14.	​Pass the glass spreader through the Bunsen burner. Note: Hold the glass spreader at an angle so nothing drips down onto your skin.
15.	Remove the glass spreader from the flame and allow it to cool for $$20\ seconds$$. Note: You must allow the glass spreader to cool otherwise it will be too hot and it will kill the bacteria on the plate.
16.	Partially lift the lid of the agar plate and use the glass spreader to spread the bacteria around the nutrient agar.
17.	Shut the lid of the agar plate and place the glass spreader into the beaker containing the disinfectant.
18.	Soak or spread the different filter paper discs with the different antiseptics. Note: Leave one soaked in water as a control.
19.	Partially lift the lid of the agar plate and, using forceps, place one disc on each dot in each sector of the agar plate. Note: Make sure you write down which antimicrobial is in which section.
20.	Put the lid back on the agar plate and secure it in place with two small pieces of tape. Note: Do not tape the whole lid as this will create anaerobic conditions. The E. coli bacteria will not grow and anaerobic bacteria will grow instead (these are harmful bacteria).
21.	Incubate the plate for $$48\ hours$$​ at $$25\ \degree C$$.​

Analysis

This is how you would use your data to form conclusions.

Conclusion

The antimicrobials will diffuse out of the filter paper disc and prevent the growth of the bacteria. The larger the clear zone around a disc, the more effective the antibiotic is against the bacteria. Using your area, you can work out which antimicrobials are the most effective. The water is used as a control which means that any difference between the growth of the bacteria around the paper discs is because of the antimicrobials and not the effect of the paper.

Evaluation

After completing your experiment you must comment on the quality of your data and suggest improvements to the method you have used. 

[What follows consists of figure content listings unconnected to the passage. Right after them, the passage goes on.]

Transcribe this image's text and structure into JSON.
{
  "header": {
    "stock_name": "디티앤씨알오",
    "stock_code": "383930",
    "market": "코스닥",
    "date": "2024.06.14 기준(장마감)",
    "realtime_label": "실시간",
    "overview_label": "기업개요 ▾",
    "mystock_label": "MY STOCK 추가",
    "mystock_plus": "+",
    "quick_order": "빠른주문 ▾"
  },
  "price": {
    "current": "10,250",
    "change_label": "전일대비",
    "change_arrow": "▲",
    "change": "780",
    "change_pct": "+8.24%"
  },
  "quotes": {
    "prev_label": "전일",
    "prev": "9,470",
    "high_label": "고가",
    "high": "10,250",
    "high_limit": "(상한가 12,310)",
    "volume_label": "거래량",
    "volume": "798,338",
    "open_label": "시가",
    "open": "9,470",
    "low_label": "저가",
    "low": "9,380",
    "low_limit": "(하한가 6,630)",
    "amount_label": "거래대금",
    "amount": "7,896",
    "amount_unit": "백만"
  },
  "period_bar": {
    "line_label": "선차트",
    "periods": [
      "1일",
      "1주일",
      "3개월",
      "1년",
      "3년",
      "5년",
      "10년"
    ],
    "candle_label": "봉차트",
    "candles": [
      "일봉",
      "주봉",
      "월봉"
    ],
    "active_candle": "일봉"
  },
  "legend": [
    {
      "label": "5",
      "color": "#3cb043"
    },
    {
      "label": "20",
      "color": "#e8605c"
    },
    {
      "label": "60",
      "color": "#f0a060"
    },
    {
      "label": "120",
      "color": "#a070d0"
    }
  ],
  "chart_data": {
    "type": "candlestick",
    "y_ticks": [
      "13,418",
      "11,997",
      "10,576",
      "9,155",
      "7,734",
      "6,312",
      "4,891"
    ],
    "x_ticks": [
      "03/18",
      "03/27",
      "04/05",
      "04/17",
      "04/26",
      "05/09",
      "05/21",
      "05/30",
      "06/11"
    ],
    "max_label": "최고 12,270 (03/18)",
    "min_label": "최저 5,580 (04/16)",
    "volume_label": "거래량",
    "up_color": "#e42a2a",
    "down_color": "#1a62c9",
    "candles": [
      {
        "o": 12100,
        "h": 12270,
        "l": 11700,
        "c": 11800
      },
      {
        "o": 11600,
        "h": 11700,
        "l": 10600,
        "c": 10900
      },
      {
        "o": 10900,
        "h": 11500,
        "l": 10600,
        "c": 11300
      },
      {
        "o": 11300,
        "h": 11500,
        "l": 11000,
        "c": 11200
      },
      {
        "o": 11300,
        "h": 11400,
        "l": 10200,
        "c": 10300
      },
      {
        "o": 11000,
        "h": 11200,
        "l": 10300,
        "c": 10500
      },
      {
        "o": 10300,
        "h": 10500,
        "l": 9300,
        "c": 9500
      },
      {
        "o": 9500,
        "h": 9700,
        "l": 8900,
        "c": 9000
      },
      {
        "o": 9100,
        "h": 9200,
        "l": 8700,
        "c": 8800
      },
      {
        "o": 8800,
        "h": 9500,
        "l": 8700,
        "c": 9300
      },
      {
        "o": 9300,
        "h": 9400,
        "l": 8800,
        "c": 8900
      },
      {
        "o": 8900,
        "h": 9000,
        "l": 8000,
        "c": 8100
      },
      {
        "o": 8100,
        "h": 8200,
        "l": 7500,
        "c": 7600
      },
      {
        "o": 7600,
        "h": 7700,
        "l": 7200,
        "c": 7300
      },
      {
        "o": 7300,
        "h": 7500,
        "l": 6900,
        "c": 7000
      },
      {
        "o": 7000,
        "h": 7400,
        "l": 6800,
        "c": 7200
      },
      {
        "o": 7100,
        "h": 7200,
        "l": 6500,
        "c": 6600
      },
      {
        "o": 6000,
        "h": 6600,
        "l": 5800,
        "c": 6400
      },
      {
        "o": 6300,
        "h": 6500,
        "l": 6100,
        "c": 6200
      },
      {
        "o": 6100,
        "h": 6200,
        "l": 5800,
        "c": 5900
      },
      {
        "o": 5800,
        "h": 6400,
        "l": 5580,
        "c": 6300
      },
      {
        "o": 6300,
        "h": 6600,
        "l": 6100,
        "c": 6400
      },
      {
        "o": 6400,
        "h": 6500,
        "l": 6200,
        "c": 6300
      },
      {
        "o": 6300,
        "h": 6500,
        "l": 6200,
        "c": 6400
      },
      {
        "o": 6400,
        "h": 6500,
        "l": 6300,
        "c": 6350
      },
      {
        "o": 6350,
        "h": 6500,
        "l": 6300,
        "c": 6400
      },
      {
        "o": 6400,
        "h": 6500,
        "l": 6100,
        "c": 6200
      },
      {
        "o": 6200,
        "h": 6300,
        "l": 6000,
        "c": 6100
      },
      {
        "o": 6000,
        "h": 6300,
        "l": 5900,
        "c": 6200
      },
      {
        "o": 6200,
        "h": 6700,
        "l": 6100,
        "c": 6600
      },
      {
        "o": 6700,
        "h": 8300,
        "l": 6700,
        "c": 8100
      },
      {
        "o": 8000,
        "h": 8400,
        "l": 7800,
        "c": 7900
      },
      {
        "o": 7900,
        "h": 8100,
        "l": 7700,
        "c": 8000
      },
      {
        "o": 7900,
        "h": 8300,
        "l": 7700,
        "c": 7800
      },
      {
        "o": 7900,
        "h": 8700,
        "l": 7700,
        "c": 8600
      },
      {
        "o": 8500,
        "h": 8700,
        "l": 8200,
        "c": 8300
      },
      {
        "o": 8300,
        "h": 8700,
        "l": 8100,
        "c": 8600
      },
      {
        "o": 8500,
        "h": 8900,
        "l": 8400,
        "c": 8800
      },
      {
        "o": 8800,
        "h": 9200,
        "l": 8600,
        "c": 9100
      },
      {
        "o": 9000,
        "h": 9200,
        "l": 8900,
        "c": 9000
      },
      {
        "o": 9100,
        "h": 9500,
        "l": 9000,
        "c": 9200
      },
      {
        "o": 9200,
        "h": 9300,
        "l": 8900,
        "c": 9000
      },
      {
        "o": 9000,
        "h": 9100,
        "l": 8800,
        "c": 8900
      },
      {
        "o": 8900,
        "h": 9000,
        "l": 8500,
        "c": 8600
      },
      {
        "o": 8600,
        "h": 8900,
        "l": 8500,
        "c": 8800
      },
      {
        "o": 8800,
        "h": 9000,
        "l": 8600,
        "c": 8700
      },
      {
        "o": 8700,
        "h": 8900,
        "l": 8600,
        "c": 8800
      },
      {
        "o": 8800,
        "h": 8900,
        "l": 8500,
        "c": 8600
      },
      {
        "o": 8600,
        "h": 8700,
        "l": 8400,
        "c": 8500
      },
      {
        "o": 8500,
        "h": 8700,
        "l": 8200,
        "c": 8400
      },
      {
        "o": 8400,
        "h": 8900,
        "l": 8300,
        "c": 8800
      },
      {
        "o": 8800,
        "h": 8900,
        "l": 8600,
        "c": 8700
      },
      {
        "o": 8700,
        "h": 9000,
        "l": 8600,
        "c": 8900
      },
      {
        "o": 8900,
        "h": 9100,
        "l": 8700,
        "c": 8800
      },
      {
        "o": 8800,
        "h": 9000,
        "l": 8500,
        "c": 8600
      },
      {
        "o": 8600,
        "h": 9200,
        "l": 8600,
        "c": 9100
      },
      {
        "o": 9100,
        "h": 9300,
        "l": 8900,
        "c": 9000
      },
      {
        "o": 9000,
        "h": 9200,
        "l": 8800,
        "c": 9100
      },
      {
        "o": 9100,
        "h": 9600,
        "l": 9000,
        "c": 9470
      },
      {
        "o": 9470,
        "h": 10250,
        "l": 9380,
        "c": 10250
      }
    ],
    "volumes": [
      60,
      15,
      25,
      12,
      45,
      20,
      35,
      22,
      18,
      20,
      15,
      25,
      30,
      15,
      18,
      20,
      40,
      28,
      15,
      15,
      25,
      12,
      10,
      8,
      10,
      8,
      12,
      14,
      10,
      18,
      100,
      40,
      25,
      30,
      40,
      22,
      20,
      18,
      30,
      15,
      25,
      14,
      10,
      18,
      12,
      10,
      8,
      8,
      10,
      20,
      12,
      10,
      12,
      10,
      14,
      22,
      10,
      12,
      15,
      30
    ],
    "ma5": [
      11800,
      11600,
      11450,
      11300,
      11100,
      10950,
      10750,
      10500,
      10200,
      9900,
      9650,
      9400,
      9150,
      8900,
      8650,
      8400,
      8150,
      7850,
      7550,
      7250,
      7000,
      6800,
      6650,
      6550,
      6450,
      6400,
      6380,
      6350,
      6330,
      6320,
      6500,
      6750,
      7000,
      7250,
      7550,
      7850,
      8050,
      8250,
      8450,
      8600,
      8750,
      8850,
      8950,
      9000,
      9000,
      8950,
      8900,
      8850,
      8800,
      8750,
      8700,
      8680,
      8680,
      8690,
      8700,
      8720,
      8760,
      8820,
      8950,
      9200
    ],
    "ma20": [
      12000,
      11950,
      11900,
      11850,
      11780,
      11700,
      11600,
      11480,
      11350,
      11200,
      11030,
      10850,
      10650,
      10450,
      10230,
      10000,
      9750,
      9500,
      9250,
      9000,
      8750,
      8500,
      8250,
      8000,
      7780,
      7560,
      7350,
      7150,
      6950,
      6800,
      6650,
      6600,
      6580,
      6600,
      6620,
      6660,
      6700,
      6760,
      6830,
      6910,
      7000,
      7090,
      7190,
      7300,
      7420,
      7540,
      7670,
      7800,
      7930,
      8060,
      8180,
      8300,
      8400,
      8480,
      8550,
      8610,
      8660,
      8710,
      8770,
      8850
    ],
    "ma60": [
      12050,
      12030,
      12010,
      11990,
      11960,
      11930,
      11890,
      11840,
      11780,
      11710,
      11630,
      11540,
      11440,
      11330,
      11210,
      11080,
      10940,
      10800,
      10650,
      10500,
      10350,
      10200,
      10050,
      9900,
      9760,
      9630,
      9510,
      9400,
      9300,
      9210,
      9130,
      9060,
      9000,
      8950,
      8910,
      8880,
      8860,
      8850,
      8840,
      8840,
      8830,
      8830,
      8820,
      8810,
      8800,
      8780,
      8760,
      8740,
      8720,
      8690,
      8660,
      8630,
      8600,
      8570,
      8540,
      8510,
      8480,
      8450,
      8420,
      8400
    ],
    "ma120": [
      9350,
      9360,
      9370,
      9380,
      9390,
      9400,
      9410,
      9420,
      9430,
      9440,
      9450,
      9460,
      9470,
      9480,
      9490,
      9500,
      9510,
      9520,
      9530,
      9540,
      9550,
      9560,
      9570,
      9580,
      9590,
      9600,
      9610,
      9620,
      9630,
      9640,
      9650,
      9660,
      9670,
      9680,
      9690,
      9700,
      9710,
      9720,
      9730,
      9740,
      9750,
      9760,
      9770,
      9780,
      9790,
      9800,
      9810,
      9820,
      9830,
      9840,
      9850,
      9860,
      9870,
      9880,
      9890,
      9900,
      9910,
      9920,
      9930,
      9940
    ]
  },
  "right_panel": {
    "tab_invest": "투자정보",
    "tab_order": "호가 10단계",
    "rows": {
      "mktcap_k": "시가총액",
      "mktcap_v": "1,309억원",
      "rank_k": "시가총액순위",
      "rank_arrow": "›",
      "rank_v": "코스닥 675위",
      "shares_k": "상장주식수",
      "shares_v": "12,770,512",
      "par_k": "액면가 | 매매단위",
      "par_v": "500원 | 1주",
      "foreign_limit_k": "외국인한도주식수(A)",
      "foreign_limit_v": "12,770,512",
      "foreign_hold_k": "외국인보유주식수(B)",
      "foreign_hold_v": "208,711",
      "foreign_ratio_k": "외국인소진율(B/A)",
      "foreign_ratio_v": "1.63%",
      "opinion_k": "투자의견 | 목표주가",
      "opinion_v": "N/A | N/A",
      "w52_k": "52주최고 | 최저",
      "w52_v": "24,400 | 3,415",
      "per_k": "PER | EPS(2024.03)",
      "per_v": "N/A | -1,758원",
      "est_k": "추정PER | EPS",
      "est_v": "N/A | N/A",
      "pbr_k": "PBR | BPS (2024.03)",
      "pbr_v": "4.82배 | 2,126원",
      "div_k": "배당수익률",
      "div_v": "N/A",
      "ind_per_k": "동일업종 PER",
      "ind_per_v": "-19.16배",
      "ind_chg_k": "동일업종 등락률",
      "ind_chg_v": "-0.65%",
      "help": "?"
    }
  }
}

A common source of error is that the agar plate was taped incorrectly. If this is the case, the agar plate is considered hazardous as the bacteria that is growing on the plate is not E. coli. This plate would not be included in the results. 

If there is no bacteria growing on the plate, it is likely to be a result of a human error. If the inoculating loop is not left to cool enough before the bacterial sample is taken, the bacteria may be killed. Therefore, no bacteria will grow. 

The calculations are also a common source of error. Any mistakes when measuring the zone of inhibition will impact your final results. Therefore, you should use a ruler with clear markings and be careful when reading the ruler.